M. Patissot reprit :

"Il y a pourtant, Monsieur, des principes que tous les honnêtes gens reconnaissent."

M. Rade demanda :

"Lesquels ?"

Alors, solennellement, M. Patissot prononça "La morale, Monsieur."

M. Rade rayonnait, il s'écria :

"Un seul exemple, Messieurs, un tout petit exemple. Quelle opinion avez-vous des messieurs à casquette de soie qui font sur les boulevards extérieurs le joli métier que vous savez, et qui en vivent ?"

Une moue de dégoût parcourut la table :

"Eh bien ! Messieurs, il y a un siècle seulement, quand un élégant gentilhomme, très chatouilleux sur le point d'honneur, avait pour... amie... une "très belle et honneste dame de haute lignée", il était fort bien porté de vivre à ses dépens, Messieurs, et même de la ruiner tout à fait. On trouvait ce jeu-là charmant. Donc les principes de morale ne sont pas fixes... et alors..."
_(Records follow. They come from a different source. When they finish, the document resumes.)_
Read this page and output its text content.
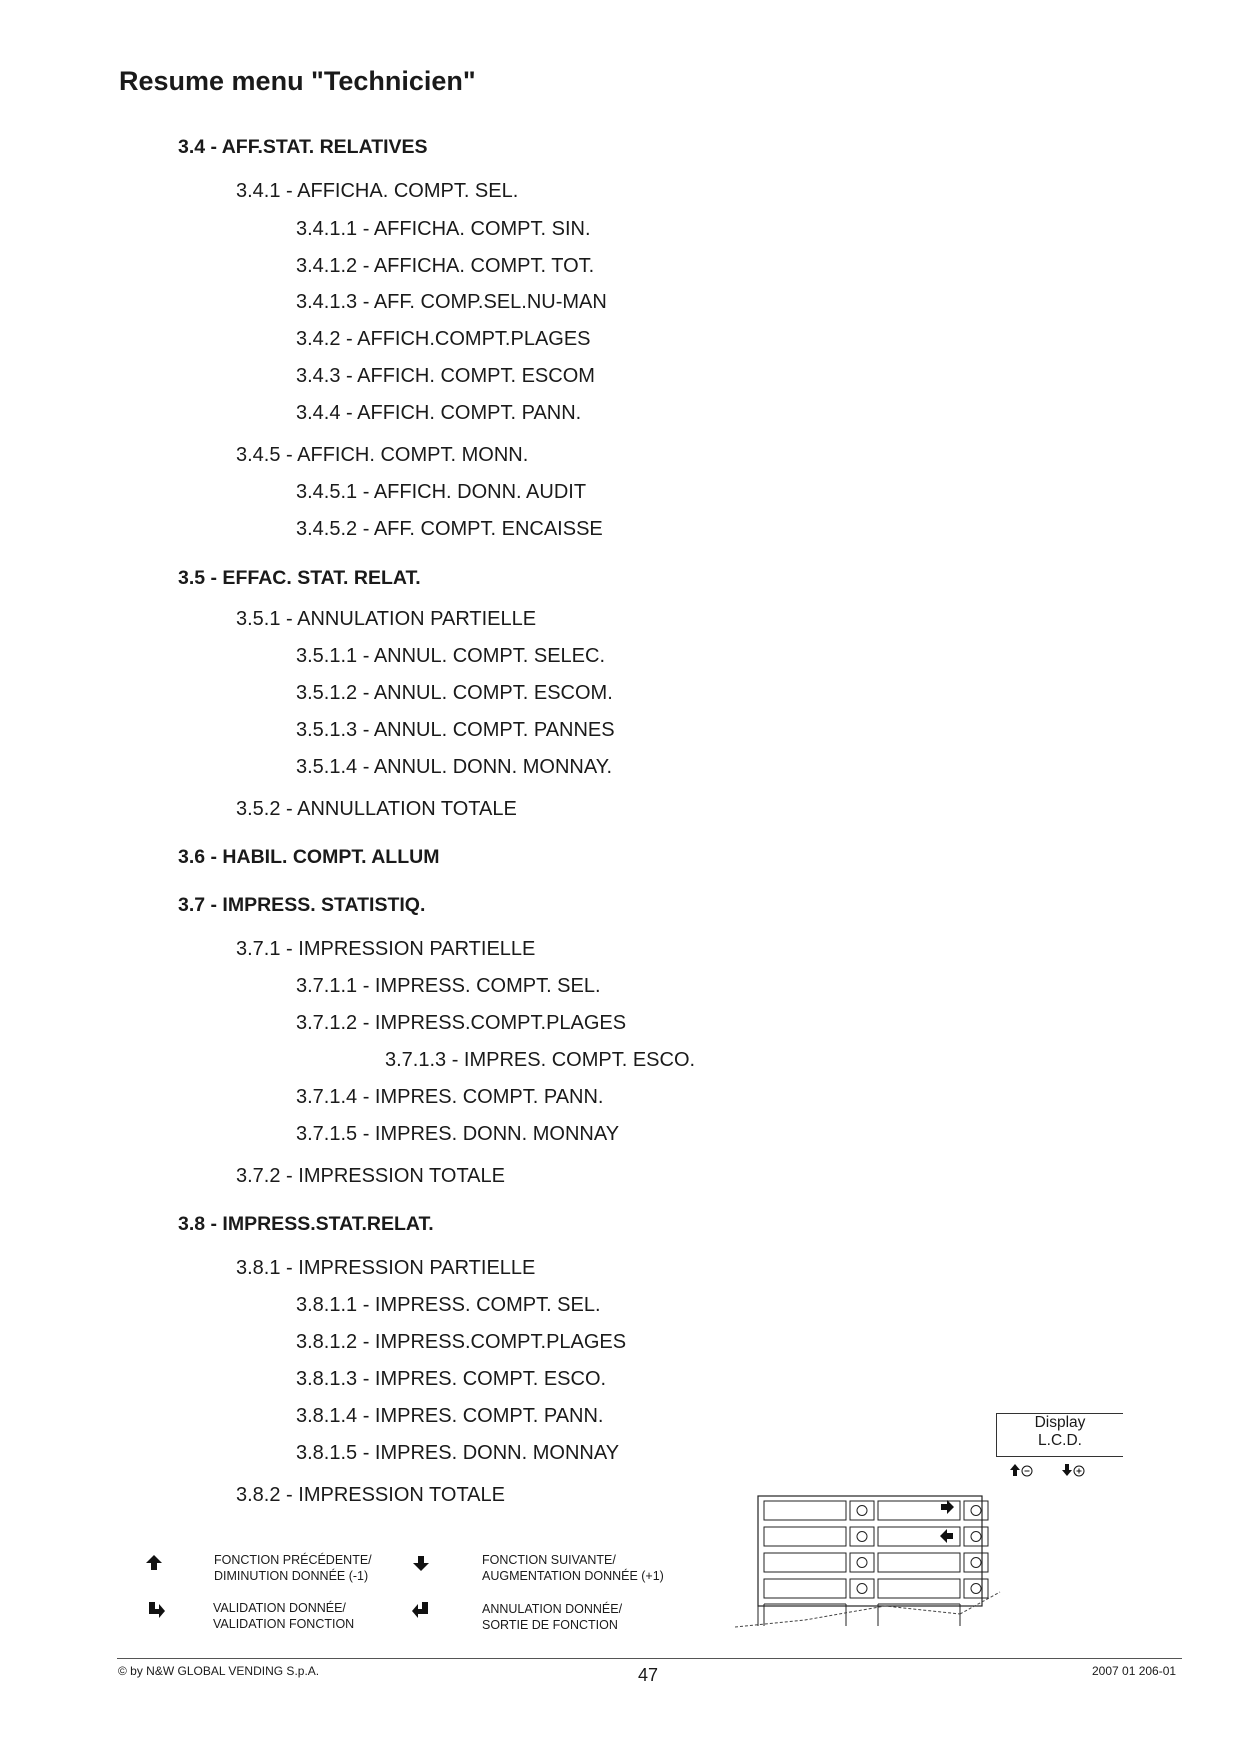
Resume menu "Technicien"
3.4 - AFF.STAT. RELATIVES
3.4.1 - AFFICHA. COMPT. SEL.
3.4.1.1 - AFFICHA. COMPT. SIN.
3.4.1.2 - AFFICHA. COMPT. TOT.
3.4.1.3 - AFF. COMP.SEL.NU-MAN
3.4.2 - AFFICH.COMPT.PLAGES
3.4.3 - AFFICH. COMPT. ESCOM
3.4.4 - AFFICH. COMPT. PANN.
3.4.5 - AFFICH. COMPT. MONN.
3.4.5.1 - AFFICH. DONN. AUDIT
3.4.5.2 - AFF. COMPT. ENCAISSE
3.5 - EFFAC. STAT. RELAT.
3.5.1 - ANNULATION PARTIELLE
3.5.1.1 - ANNUL. COMPT. SELEC.
3.5.1.2 - ANNUL. COMPT. ESCOM.
3.5.1.3 - ANNUL. COMPT. PANNES
3.5.1.4 - ANNUL. DONN. MONNAY.
3.5.2 - ANNULLATION TOTALE
3.6 - HABIL. COMPT. ALLUM
3.7 - IMPRESS. STATISTIQ.
3.7.1 - IMPRESSION PARTIELLE
3.7.1.1 - IMPRESS. COMPT. SEL.
3.7.1.2 - IMPRESS.COMPT.PLAGES
3.7.1.3 - IMPRES. COMPT. ESCO.
3.7.1.4 - IMPRES. COMPT. PANN.
3.7.1.5 - IMPRES. DONN. MONNAY
3.7.2 - IMPRESSION TOTALE
3.8 - IMPRESS.STAT.RELAT.
3.8.1 - IMPRESSION PARTIELLE
3.8.1.1 - IMPRESS. COMPT. SEL.
3.8.1.2 - IMPRESS.COMPT.PLAGES
3.8.1.3 - IMPRES. COMPT. ESCO.
3.8.1.4 - IMPRES. COMPT. PANN.
3.8.1.5 - IMPRES. DONN. MONNAY
3.8.2 - IMPRESSION TOTALE
Display
L.C.D.
FONCTION PRÉCÉDENTE/
DIMINUTION DONNÉE (-1)
FONCTION SUIVANTE/
AUGMENTATION DONNÉE (+1)
VALIDATION DONNÉE/
VALIDATION FONCTION
ANNULATION DONNÉE/
SORTIE DE FONCTION
© by N&W GLOBAL VENDING S.p.A.	47	2007 01 206-01
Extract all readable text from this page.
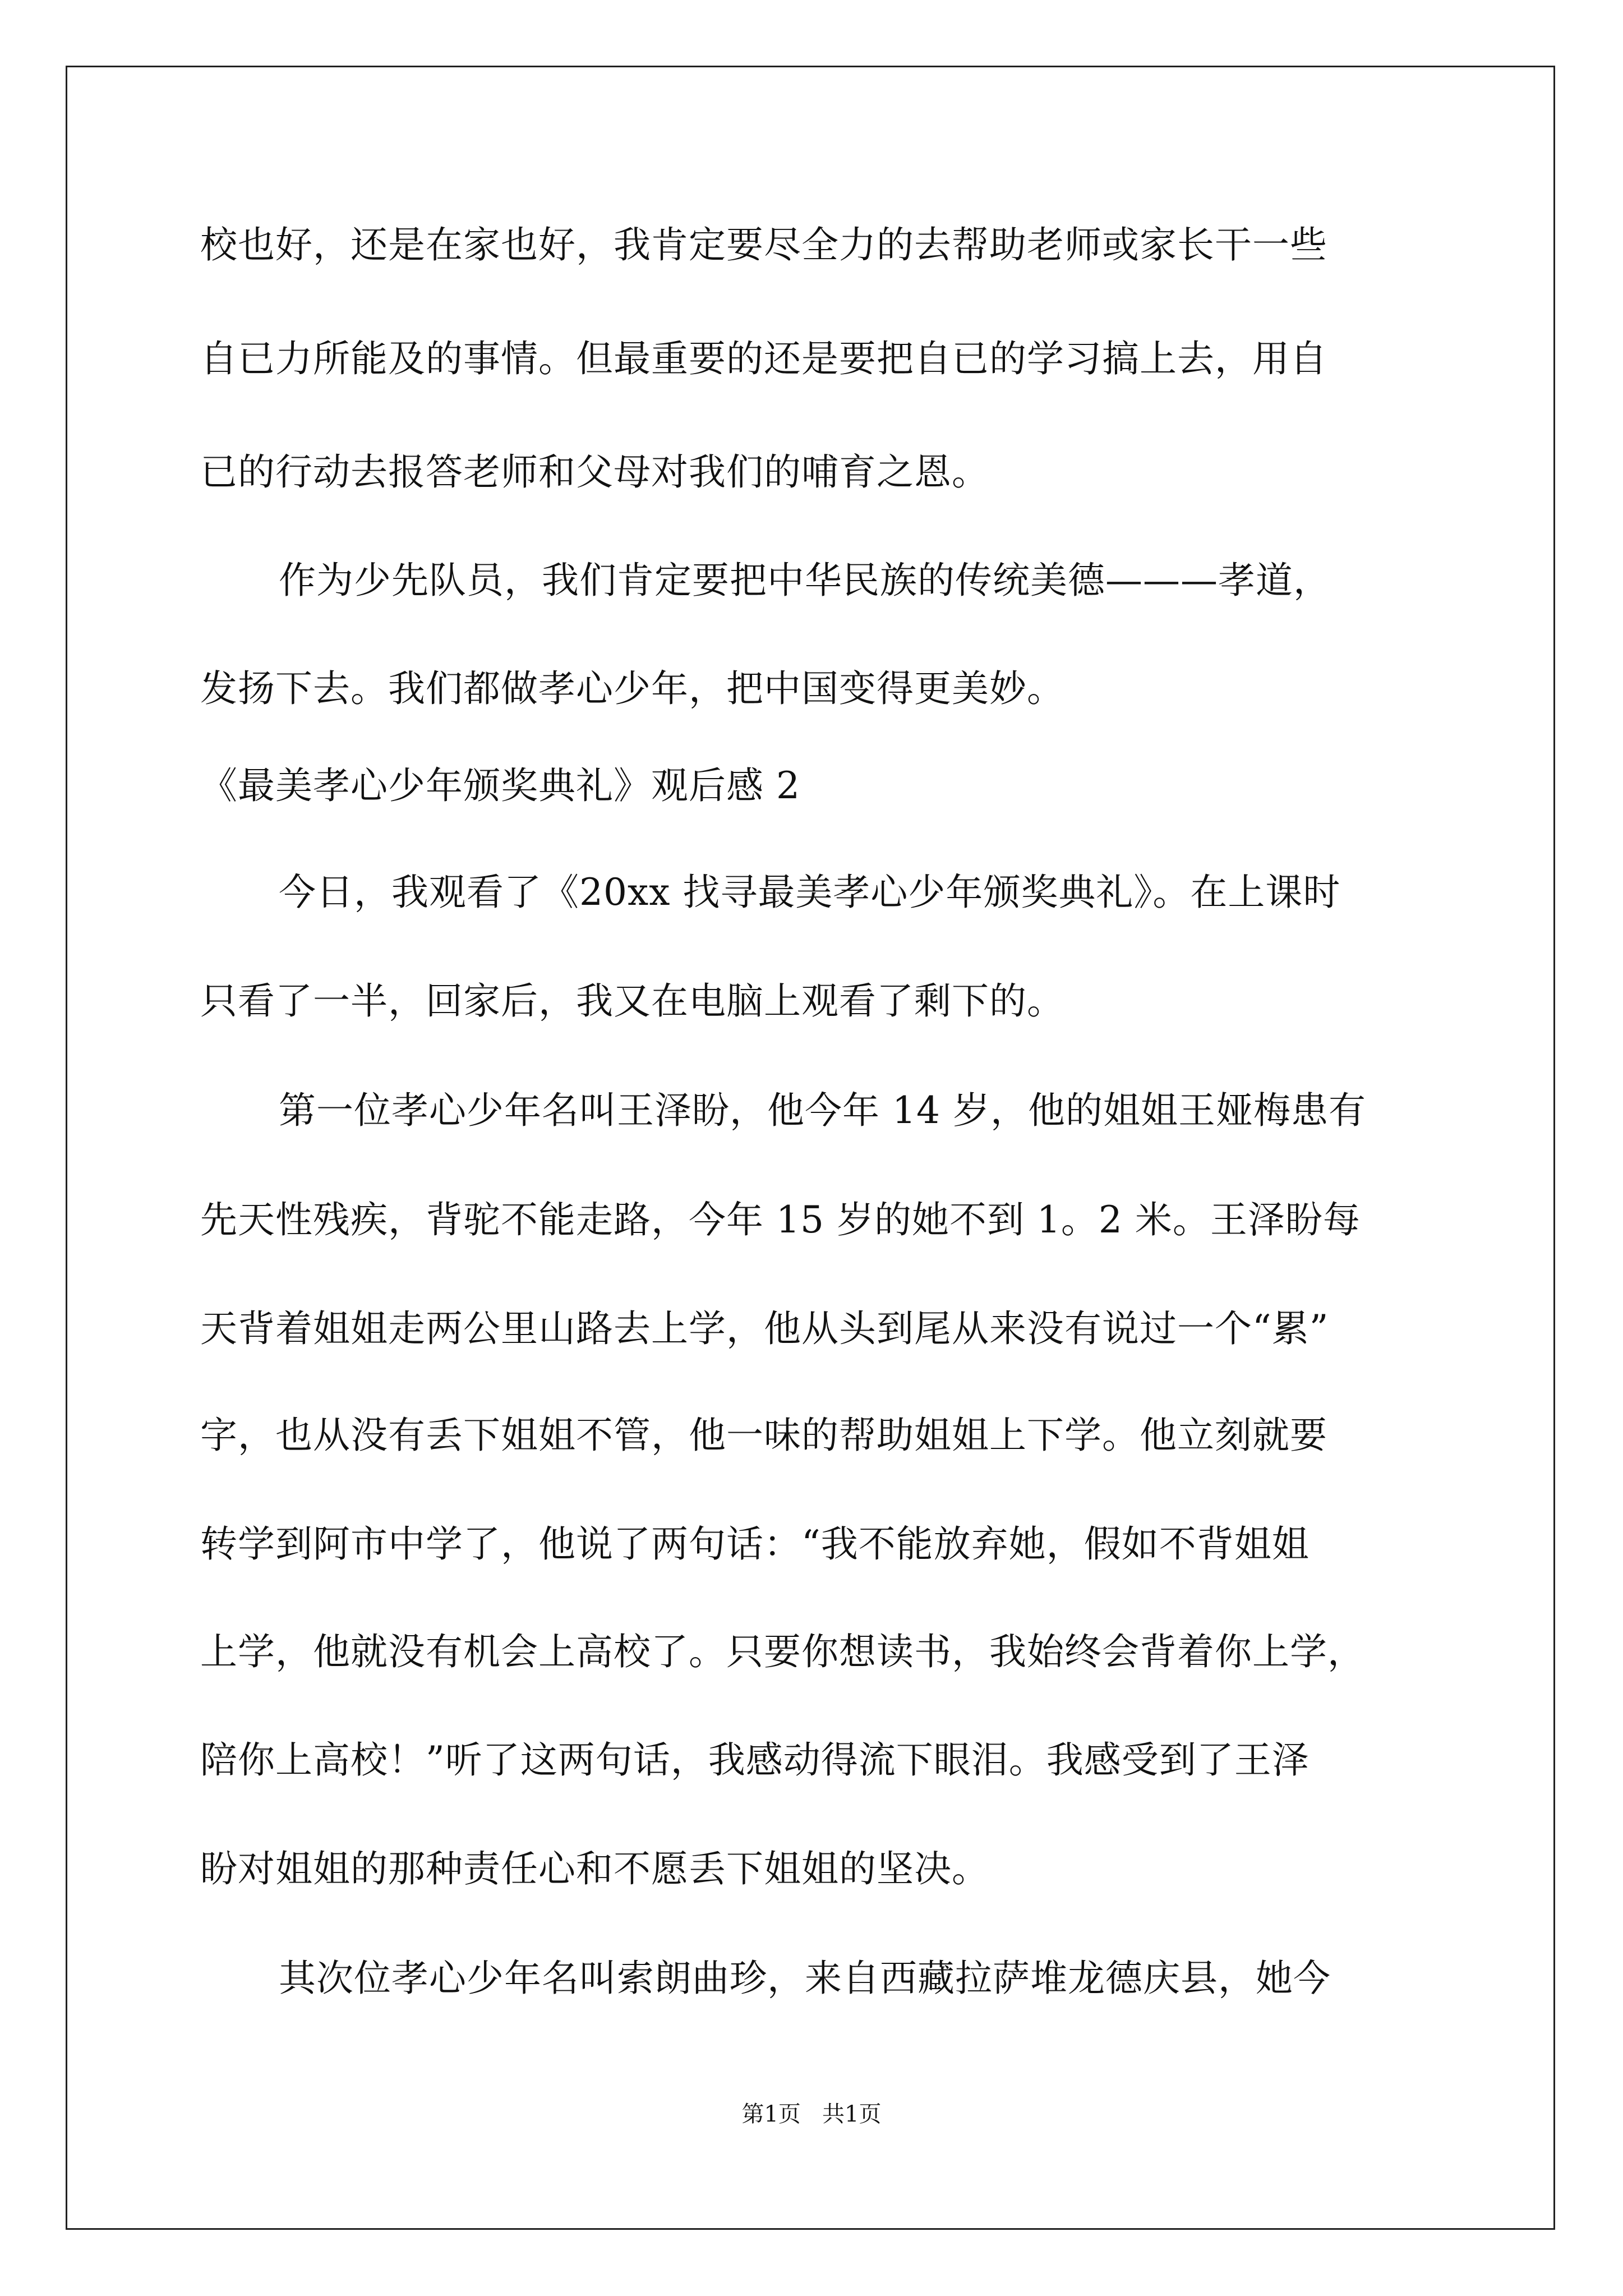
校也好，还是在家也好，我肯定要尽全力的去帮助老师或家长干一些
自已力所能及的事情。但最重要的还是要把自已的学习搞上去，用自
已的行动去报答老师和父母对我们的哺育之恩。
作为少先队员，我们肯定要把中华民族的传统美德———孝道，
发扬下去。我们都做孝心少年，把中国变得更美妙。
《最美孝心少年颁奖典礼》观后感 2
今日，我观看了《20xx 找寻最美孝心少年颁奖典礼》。在上课时
只看了一半，回家后，我又在电脑上观看了剩下的。
第一位孝心少年名叫王泽盼，他今年 14 岁，他的姐姐王娅梅患有
先天性残疾，背驼不能走路，今年 15 岁的她不到 1。2 米。王泽盼每
天背着姐姐走两公里山路去上学，他从头到尾从来没有说过一个“累”
字，也从没有丢下姐姐不管，他一味的帮助姐姐上下学。他立刻就要
转学到阿市中学了，他说了两句话：“我不能放弃她，假如不背姐姐
上学，他就没有机会上高校了。只要你想读书，我始终会背着你上学，
陪你上高校！”听了这两句话，我感动得流下眼泪。我感受到了王泽
盼对姐姐的那种责任心和不愿丢下姐姐的坚决。
其次位孝心少年名叫索朗曲珍，来自西藏拉萨堆龙德庆县，她今
第1页   共1页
M. Perdrix, visiblement embarrassé, l'arrêta :

"Vous sapez les bases de la société, monsieur Rade, il faut toujours avoir des principes. Ainsi, en politique, voici M. de Sombreterre qui est légitimiste, M. Vallin orléaniste, M. Patissot et moi républicains, nous avons des principes très différents, n'est-ce pas, et cependant nous nous entendons fort bien parce que nous en avons."

Mais M. Rade s'écria :

"Moi aussi, j'en ai, Messieurs, j'en ai de très arrêtés."